So lets understand what a dimension is:

The universe is quite apparently geometric. We have a bunch of shapes around. This is poorly extendable to atoms and subatomic particles but lets stick to our macroscopic world. So we have geometry but we want equations. There aren’t many tools involving geometry that’s super useful for understanding physical systems.

So lets turn our geometric arrangements into equations. Thats what coordinate systems are for. And the dimensions are basically stating how many independent coordinates we need to describe a point in our coordinate system. (Precisely we are talking about the minimally required and maximally definable basis vectors. For a physical arrangement you can at most have 3. But for something like an orbit you could use a 2D subspace of the 3D world.)

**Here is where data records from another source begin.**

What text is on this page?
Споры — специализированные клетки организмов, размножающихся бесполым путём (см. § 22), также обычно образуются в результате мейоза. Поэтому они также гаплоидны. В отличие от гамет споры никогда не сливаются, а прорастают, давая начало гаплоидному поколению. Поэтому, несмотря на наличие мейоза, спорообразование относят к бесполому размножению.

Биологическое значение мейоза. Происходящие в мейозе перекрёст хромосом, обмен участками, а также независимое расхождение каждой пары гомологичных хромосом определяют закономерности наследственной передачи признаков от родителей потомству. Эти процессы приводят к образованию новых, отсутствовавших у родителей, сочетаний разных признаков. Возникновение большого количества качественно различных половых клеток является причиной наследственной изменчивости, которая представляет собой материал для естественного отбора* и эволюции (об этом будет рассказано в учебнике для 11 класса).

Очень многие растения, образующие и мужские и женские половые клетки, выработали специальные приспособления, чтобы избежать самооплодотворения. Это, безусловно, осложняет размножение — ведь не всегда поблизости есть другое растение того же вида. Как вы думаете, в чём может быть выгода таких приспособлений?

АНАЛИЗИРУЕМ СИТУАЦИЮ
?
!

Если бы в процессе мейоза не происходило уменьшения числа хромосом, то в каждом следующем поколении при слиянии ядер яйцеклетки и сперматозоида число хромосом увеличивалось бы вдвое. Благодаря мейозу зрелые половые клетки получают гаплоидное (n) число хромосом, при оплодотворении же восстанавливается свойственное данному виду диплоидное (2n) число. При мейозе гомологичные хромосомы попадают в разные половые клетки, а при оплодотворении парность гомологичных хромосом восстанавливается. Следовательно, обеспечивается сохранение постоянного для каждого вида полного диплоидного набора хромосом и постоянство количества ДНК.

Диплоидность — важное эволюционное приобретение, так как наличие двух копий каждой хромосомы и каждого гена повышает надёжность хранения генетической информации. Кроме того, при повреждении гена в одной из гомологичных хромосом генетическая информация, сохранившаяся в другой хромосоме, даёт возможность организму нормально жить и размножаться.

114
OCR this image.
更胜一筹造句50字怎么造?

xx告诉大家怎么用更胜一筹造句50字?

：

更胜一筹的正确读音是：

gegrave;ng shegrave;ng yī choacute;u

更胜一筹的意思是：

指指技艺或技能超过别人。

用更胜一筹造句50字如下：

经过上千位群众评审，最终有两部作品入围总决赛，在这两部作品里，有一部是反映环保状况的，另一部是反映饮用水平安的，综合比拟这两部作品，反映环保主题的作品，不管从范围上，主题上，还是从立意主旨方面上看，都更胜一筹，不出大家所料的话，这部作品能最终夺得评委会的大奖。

A coordinate system is a kind of vector space. And vectors are mathematically very well behaved. So with a coordinate system we gain access to more tools.

So can we add a 4th dimension and call it time. Yes and not quite. Its a differential formalism. It’s not about quantifying a geometric arrangement of a thing but geometrically looking at events. But the formalism is different. It’s not just vectors with 4 components we have a buch of extra rules. We are only taking 4D spacetime because of how the formalism works. We introduce four vectors with the 0th time like component and the 3 spacial coordinates. But for example what we call lenght isn’t what linear algebra considers lenght.

So where does the four vector formalism comes from. Coordinate transformations. If we apply classical relativity, lets consider two coordinate systmes K and K’ K is our reference and relative to that K’ is moving at v velocity.

Lets see how we can transform K coordinates to K’ coordinates: If the start at a common origin and lets say that v point along the x axis the origin of K’ moves along the x axis at a rate of v. So a given point like the origin will have K’ coordinates like this: 0-vt. So at t=0 its x=x’=0 but x=0 get more and more negative x’ coordinates. So x’=x-vt and t’=t. As you can see we transom both time like and spacial coordinates. Of course in the Galilean transformation t’=t but that changes in SR.

So if we are doing t->t’ and r->r’ we can write it as a vector with four components and introduce a few additional concepts to tie up the lose ends. But the end result it a formalism that works very well. And you can even analyse things geometrically and construct the tool we call a spacetime diagram.

So yes we are using vectors with 4 components but the mathematics isn’t the same as a 4D linear space that we often think of as a coordinate system.